Food Allergies and Gratitude
This year it's easy to focus on the negatives, but here are some improvements we can celebrate.
Guest post by Teen Advisory Group (TAG) member Sydney Hankin
Gratitude? You must think I’m joking. Gratitude regarding food allergies? For the allergies that make every dinner at a restaurant seem overwhelming, every grocery store trip a hassle? For the allergies that mean you are sometimes left out of activities at birthday parties, on overnight trips and at special events for school? For the allergies that mean blood tests, countless trips to allergists and oral immunotherapy treatments? For the allergies that make you explain them to a very kindhearted stranger who offers you food, because they just don’t know? For the allergies that make you repeat that explanation a second time (a hundred times, a kazillion times) because the kindhearted stranger doesn’t understand how someone could possibly be allergic to chocolate?
Yes, all those are true, but I promise I'm not joking about gratitude. I understand just as much as any of you that food allergies are rough. But – in the spirit of Thanksgiving – let’s go over some of the positive changes that we should be proud of and celebrate.
- New businesses and initiatives: I’m no expert, but even I know of so many new businesses and advocacy efforts that have popped up in the past few years. An egg-, nut-, and sesame-free ice cream shop named A La Mode has opened up in my hometown of New York City. A startup named Allergy Amulet is working to make portable food allergen detectors available possibly as soon as early 2021! The 501(c)(3) nonprofit Securing Safe Food has been partnering with brands to provide food pantries with over 20,000 allergy-friendly donations. The smartphone app Spokin makes it easy for individuals with food allergies to message each other and give recommendations and warnings. Businesses like these are all wonderful assets to the food allergy community, and none of them existed even a decade ago. We owe them all our thanks!

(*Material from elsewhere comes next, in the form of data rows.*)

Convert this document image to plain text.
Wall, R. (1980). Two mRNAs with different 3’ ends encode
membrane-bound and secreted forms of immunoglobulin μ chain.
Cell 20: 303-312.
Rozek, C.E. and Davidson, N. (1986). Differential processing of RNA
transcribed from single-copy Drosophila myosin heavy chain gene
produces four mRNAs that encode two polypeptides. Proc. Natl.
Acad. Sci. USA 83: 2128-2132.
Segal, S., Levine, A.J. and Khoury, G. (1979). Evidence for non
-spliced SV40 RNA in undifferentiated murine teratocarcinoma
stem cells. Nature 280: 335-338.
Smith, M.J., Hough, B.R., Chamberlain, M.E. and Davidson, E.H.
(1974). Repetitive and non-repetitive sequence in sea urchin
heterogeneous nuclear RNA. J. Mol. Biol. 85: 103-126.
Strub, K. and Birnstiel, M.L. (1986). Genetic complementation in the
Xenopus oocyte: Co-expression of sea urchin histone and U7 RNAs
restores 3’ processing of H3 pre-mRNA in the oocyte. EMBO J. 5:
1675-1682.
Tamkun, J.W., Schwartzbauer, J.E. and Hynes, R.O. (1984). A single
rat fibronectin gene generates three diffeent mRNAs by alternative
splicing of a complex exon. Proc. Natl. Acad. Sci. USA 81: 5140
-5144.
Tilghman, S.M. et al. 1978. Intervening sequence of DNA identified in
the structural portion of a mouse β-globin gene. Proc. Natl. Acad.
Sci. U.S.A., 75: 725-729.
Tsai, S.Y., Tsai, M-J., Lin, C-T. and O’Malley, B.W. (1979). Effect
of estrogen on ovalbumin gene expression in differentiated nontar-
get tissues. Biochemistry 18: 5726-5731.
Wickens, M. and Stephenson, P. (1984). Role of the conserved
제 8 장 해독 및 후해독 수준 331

- More accommodations in everyday life: Many schools have announced that they are now nut free and are committed to including students with food allergies, even in events such as difficult-to-manage overnight trips. Some summer camps have hired dedicated individuals to help manage meals for campers with food allergies. More and more restaurants are putting allergy warnings on menus or notices to inform your waiters about any food allergies you might have. Some airlines have transitioned over the past few years to handing out other snacks instead of nuts on flights. And the ones who have not, in my experience, have been getting better at acknowledging food allergies and taking precautions – such as making an announcement over the loudspeaker or coming to speak to those seated around you – to ensure that you have a safe flight. These are all experiences that seem of little significance to those without food allergies, but for those who have them, even these little accommodations can be life-changing.

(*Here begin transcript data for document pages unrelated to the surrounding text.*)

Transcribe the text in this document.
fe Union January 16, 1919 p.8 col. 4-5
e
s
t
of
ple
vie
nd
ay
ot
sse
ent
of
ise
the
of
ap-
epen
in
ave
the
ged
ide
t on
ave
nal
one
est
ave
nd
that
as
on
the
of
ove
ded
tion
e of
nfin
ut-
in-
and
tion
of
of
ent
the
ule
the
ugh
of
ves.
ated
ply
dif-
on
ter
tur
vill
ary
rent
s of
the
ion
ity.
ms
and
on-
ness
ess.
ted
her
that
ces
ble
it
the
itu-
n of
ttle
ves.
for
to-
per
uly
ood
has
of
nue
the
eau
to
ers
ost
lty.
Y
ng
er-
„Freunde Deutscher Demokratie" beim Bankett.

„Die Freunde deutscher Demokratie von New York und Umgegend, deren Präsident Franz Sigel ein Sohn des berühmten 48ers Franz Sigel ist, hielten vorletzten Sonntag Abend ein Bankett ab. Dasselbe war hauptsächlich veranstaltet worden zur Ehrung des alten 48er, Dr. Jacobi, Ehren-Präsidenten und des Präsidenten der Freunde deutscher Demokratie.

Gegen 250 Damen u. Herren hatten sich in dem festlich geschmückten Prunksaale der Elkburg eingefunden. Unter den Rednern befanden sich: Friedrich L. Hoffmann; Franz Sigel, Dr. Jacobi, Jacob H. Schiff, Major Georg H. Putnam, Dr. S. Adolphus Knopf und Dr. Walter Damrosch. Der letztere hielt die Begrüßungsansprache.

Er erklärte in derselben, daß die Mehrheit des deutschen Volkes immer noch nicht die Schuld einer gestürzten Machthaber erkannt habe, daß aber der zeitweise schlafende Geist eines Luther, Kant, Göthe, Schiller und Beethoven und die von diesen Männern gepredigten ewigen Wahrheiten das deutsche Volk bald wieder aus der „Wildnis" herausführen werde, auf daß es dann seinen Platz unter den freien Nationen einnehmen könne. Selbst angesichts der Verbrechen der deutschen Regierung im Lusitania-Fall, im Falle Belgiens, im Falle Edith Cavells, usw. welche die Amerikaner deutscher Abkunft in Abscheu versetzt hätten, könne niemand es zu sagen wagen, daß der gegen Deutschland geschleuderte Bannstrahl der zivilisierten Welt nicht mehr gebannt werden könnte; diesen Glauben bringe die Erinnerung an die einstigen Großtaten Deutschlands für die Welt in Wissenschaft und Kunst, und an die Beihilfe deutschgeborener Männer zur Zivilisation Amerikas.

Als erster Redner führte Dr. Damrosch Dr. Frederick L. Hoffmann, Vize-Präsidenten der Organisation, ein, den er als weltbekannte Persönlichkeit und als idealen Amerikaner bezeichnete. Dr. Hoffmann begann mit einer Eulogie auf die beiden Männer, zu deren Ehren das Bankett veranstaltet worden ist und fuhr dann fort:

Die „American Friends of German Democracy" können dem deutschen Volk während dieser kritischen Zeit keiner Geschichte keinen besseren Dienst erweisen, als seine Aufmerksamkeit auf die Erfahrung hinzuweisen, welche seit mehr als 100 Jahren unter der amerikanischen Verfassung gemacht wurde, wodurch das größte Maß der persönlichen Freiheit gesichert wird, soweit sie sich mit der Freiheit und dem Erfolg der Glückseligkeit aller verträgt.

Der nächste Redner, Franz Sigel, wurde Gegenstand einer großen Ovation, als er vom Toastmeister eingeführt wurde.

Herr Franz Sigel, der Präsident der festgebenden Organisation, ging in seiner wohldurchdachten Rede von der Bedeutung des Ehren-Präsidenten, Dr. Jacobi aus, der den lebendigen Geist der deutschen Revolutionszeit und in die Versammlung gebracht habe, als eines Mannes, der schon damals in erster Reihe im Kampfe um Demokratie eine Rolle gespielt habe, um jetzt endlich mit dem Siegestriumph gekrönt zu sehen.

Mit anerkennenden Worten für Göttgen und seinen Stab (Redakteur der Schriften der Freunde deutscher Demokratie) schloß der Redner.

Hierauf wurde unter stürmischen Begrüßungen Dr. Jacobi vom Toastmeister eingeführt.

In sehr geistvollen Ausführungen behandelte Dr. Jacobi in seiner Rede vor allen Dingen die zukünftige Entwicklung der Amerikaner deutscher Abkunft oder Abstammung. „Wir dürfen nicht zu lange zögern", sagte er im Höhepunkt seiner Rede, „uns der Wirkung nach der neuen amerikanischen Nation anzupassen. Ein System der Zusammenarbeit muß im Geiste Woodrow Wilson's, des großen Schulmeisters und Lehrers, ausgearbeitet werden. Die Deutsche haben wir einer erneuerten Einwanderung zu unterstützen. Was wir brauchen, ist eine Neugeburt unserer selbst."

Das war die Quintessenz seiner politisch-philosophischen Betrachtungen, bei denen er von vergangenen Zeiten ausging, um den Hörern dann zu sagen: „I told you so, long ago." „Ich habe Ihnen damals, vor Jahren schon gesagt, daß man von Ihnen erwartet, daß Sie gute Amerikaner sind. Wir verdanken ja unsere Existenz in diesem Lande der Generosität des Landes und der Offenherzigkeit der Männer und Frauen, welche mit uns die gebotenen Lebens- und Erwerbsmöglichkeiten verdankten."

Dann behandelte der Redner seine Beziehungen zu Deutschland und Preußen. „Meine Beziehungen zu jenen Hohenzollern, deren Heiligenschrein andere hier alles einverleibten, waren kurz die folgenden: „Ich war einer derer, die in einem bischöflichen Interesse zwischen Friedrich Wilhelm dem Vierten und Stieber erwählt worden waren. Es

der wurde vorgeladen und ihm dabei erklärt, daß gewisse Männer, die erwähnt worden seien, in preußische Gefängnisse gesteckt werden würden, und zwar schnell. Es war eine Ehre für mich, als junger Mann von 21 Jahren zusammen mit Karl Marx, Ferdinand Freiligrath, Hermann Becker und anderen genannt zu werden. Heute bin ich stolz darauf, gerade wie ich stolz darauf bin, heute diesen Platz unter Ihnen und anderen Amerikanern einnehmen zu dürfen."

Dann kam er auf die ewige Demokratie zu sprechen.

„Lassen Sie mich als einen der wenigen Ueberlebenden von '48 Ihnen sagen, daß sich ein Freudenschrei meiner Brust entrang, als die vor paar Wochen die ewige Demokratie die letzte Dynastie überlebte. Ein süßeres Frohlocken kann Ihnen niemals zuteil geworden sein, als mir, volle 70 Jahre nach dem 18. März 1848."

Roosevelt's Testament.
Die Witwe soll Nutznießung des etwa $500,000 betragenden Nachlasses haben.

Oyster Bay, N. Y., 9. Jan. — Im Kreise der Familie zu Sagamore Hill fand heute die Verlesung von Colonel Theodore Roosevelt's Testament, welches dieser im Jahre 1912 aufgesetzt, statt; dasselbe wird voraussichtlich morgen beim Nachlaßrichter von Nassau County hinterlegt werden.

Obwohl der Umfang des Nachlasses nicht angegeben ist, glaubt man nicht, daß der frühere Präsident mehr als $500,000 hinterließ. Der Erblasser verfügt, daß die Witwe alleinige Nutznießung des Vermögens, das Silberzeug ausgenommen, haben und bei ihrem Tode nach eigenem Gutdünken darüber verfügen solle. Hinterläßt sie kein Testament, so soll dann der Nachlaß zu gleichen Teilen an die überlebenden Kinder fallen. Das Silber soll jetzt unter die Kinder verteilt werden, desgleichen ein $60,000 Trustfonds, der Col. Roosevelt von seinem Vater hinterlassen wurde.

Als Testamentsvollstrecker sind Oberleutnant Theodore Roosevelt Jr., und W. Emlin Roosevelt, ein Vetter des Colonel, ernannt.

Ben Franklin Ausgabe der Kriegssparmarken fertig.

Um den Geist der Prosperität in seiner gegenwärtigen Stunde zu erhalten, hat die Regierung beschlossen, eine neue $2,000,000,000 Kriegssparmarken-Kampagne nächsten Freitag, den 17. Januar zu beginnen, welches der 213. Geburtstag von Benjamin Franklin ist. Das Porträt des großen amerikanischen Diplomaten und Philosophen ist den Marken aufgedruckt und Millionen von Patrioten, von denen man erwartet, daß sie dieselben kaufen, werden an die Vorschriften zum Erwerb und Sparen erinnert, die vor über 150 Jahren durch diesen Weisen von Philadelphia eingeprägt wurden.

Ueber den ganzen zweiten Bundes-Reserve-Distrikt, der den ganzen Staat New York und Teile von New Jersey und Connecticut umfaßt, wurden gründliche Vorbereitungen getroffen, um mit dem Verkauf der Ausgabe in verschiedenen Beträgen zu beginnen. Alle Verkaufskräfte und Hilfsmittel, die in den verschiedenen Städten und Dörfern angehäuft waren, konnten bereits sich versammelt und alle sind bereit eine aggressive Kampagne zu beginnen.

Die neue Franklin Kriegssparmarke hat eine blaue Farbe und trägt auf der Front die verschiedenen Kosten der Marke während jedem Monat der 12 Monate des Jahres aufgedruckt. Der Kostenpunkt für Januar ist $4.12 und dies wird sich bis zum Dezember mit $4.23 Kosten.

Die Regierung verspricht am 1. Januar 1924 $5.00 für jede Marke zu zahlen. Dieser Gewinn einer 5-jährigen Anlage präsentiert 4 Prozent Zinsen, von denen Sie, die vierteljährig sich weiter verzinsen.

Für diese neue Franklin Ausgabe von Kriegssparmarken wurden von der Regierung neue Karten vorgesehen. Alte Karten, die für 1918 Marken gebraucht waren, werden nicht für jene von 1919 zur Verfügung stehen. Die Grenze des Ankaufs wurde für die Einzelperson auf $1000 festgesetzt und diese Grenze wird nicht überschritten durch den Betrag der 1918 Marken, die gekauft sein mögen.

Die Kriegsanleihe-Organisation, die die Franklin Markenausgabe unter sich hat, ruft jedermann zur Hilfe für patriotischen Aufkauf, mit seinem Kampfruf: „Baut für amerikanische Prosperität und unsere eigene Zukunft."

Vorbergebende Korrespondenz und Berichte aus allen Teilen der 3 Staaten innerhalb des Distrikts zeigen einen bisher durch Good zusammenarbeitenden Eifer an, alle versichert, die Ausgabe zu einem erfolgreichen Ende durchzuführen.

- Support from family and friends: Now, I know this bullet point isn’t exactly a change. I hope all of your families and friends have always been understanding; I know mine have. But I felt it was necessary to include. After all, just think of all the little moments where your community has had your back. Before the pandemic, my family once went over to our friends’ house for dinner one Friday night. Though they always make an amazing effort to include me by making sure that all of the food is nut- and sesame-free, this one evening, they went above and beyond by making an allergy-friendly cake for dessert in honor of my birthday that weekend. Whenever I go to another friend’s house for a sleepover, her mom makes sure that they have a box of safe cereal available for me for breakfast. When I go to my grandparents’ house, they always make sure to have safe ice cream I can eat to share in the festivities. It’s incredible how many people will join together to make sure us food-allergic people are well-fed and included. Whether they are in your immediate family or people you barely know, take a minute to thank those who have really let you put your allergies to the side, even if only for a moment.

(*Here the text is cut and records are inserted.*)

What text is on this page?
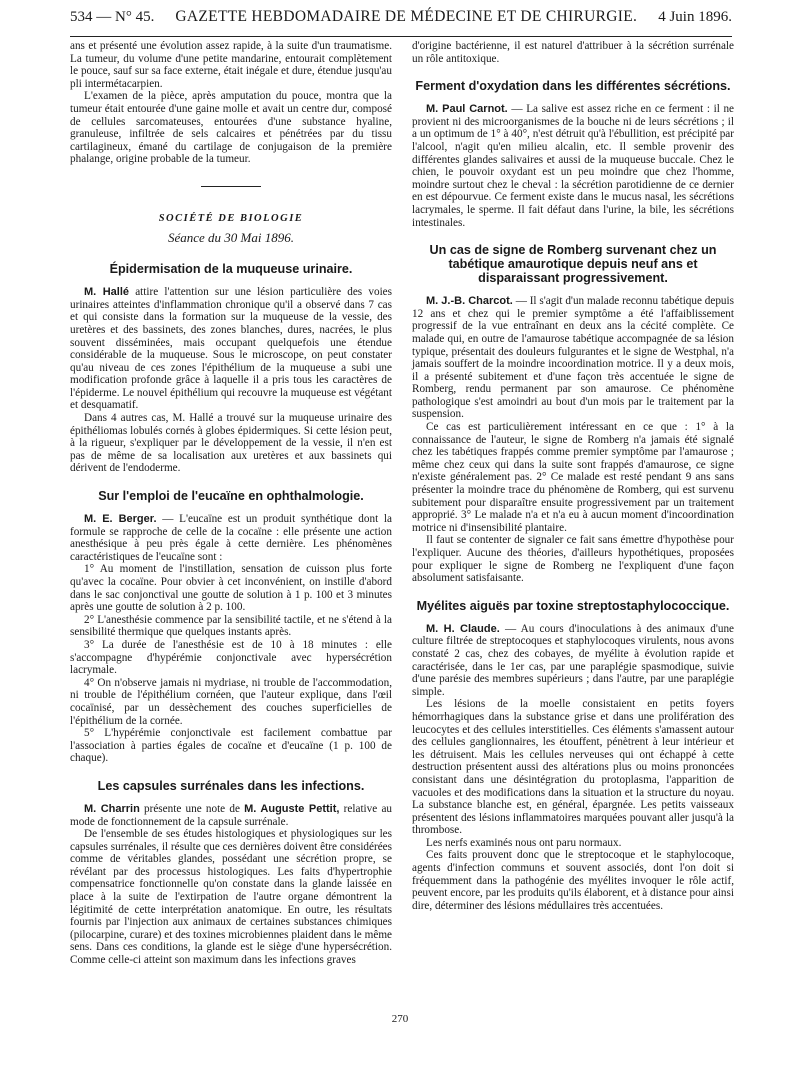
534 — N° 45. GAZETTE HEBDOMADAIRE DE MÉDECINE ET DE CHIRURGIE. 4 Juin 1896.

ans et présenté une évolution assez rapide, à la suite d'un traumatisme. La tumeur, du volume d'une petite mandarine, entourait complètement le pouce, sauf sur sa face externe, était inégale et dure, étendue jusqu'au pli intermétacarpien.

L'examen de la pièce, après amputation du pouce, montra que la tumeur était entourée d'une gaine molle et avait un centre dur, composé de cellules sarcomateuses, entourées d'une substance hyaline, granuleuse, infiltrée de sels calcaires et pénétrées par du tissu cartilagineux, émané du cartilage de conjugaison de la première phalange, origine probable de la tumeur.

SOCIÉTÉ DE BIOLOGIE
Séance du 30 Mai 1896.
Épidermisation de la muqueuse urinaire.

M. Hallé attire l'attention sur une lésion particulière des voies urinaires atteintes d'inflammation chronique qu'il a observé dans 7 cas et qui consiste dans la formation sur la muqueuse de la vessie, des uretères et des bassinets, des zones blanches, dures, nacrées, le plus souvent disséminées, mais occupant quelquefois une étendue considérable de la muqueuse. Sous le microscope, on peut constater qu'au niveau de ces zones l'épithélium de la muqueuse a subi une modification profonde grâce à laquelle il a pris tous les caractères de l'épiderme. Le nouvel épithélium qui recouvre la muqueuse est végétant et desquamatif.

Dans 4 autres cas, M. Hallé a trouvé sur la muqueuse urinaire des épithéliomas lobulés cornés à globes épidermiques. Si cette lésion peut, à la rigueur, s'expliquer par le développement de la vessie, il n'en est pas de même de sa localisation aux uretères et aux bassinets qui dérivent de l'endoderme.

Sur l'emploi de l'eucaïne en ophthalmologie.

M. E. Berger. — L'eucaïne est un produit synthétique dont la formule se rapproche de celle de la cocaïne : elle présente une action anesthésique à peu près égale à cette dernière. Les phénomènes caractéristiques de l'eucaïne sont :

1° Au moment de l'instillation, sensation de cuisson plus forte qu'avec la cocaïne. Pour obvier à cet inconvénient, on instille d'abord dans le sac conjonctival une goutte de solution à 1 p. 100 et 3 minutes après une goutte de solution à 2 p. 100.

2° L'anesthésie commence par la sensibilité tactile, et ne s'étend à la sensibilité thermique que quelques instants après.

3° La durée de l'anesthésie est de 10 à 18 minutes : elle s'accompagne d'hypérémie conjonctivale avec hypersécrétion lacrymale.

4° On n'observe jamais ni mydriase, ni trouble de l'accommodation, ni trouble de l'épithélium cornéen, que l'auteur explique, dans l'œil cocaïnisé, par un dessèchement des couches superficielles de l'épithélium de la cornée.

5° L'hypérémie conjonctivale est facilement combattue par l'association à parties égales de cocaïne et d'eucaïne (1 p. 100 de chaque).

Les capsules surrénales dans les infections.

M. Charrin présente une note de M. Auguste Pettit, relative au mode de fonctionnement de la capsule surrénale.

De l'ensemble de ses études histologiques et physiologiques sur les capsules surrénales, il résulte que ces dernières doivent être considérées comme de véritables glandes, possédant une sécrétion propre, se révélant par des processus histologiques. Les faits d'hypertrophie compensatrice fonctionnelle qu'on constate dans la glande laissée en place à la suite de l'extirpation de l'autre organe démontrent la légitimité de cette interprétation anatomique. En outre, les résultats fournis par l'injection aux animaux de certaines substances chimiques (pilocarpine, curare) et des toxines microbiennes plaident dans le même sens. Dans ces conditions, la glande est le siège d'une hypersécrétion. Comme celle-ci atteint son maximum dans les infections graves

d'origine bactérienne, il est naturel d'attribuer à la sécrétion surrénale un rôle antitoxique.

Ferment d'oxydation dans les différentes sécrétions.

M. Paul Carnot. — La salive est assez riche en ce ferment : il ne provient ni des microorganismes de la bouche ni de leurs sécrétions ; il a un optimum de 1° à 40°, n'est détruit qu'à l'ébullition, est précipité par l'alcool, n'agit qu'en milieu alcalin, etc. Il semble provenir des différentes glandes salivaires et aussi de la muqueuse buccale. Chez le chien, le pouvoir oxydant est un peu moindre que chez l'homme, moindre surtout chez le cheval : la sécrétion parotidienne de ce dernier en est dépourvue. Ce ferment existe dans le mucus nasal, les sécrétions lacrymales, le sperme. Il fait défaut dans l'urine, la bile, les sécrétions intestinales.

Un cas de signe de Romberg survenant chez un tabétique amaurotique depuis neuf ans et disparaissant progressivement.

M. J.-B. Charcot. — Il s'agit d'un malade reconnu tabétique depuis 12 ans et chez qui le premier symptôme a été l'affaiblissement progressif de la vue entraînant en deux ans la cécité complète. Ce malade qui, en outre de l'amaurose tabétique accompagnée de sa lésion typique, présentait des douleurs fulgurantes et le signe de Westphal, n'a jamais souffert de la moindre incoordination motrice. Il y a deux mois, il a présenté subitement et d'une façon très accentuée le signe de Romberg, rendu permanent par son amaurose. Ce phénomène pathologique s'est amoindri au bout d'un mois par le traitement par la suspension.

Ce cas est particulièrement intéressant en ce que : 1° à la connaissance de l'auteur, le signe de Romberg n'a jamais été signalé chez les tabétiques frappés comme premier symptôme par l'amaurose ; même chez ceux qui dans la suite sont frappés d'amaurose, ce signe n'existe généralement pas. 2° Ce malade est resté pendant 9 ans sans présenter la moindre trace du phénomène de Romberg, qui est survenu subitement pour disparaître ensuite progressivement par un traitement approprié. 3° Le malade n'a et n'a eu à aucun moment d'incoordination motrice ni d'insensibilité plantaire.

Il faut se contenter de signaler ce fait sans émettre d'hypothèse pour l'expliquer. Aucune des théories, d'ailleurs hypothétiques, proposées pour expliquer le signe de Romberg ne l'expliquent d'une façon absolument satisfaisante.

Myélites aiguës par toxine streptostaphylococcique.

M. H. Claude. — Au cours d'inoculations à des animaux d'une culture filtrée de streptocoques et staphylocoques virulents, nous avons constaté 2 cas, chez des cobayes, de myélite à évolution rapide et caractérisée, dans le 1er cas, par une paraplégie spasmodique, suivie d'une parésie des membres supérieurs ; dans l'autre, par une paraplégie simple.

Les lésions de la moelle consistaient en petits foyers hémorrhagiques dans la substance grise et dans une prolifération des leucocytes et des cellules interstitielles. Ces éléments s'amassent autour des cellules ganglionnaires, les étouffent, pénètrent à leur intérieur et les détruisent. Mais les cellules nerveuses qui ont échappé à cette destruction présentent aussi des altérations plus ou moins prononcées consistant dans une désintégration du protoplasma, l'apparition de vacuoles et des modifications dans la situation et la structure du noyau. La substance blanche est, en général, épargnée. Les petits vaisseaux présentent des lésions inflammatoires marquées pouvant aller jusqu'à la thrombose.

Les nerfs examinés nous ont paru normaux.

Ces faits prouvent donc que le streptocoque et le staphylocoque, agents d'infection communs et souvent associés, dont l'on doit si fréquemment dans la pathogénie des myélites invoquer le rôle actif, peuvent encore, par les produits qu'ils élaborent, et à distance pour ainsi dire, déterminer des lésions médullaires très accentuées.

270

Along with all of these food allergy successes, the work continues each and every day. Research continues to uncover the science of food allergies and even potential treatments. FARE continues to advocate for sesame seeds to be included as one of the major allergens, meaning they would be subjected to the same laws as the top 8 food allergens. People continue to learn more about food allergies and become more aware.
Especially this year (#2020), it can be easy for us to focus on the negatives. And, let’s be honest, dealing with food allergies is a pretty rough challenge! But…there have been so many improvements that are worth clapping for.
While FARE does not endorse products, we support and appreciate enterprises and organizations that are committed to serving the food allergy community.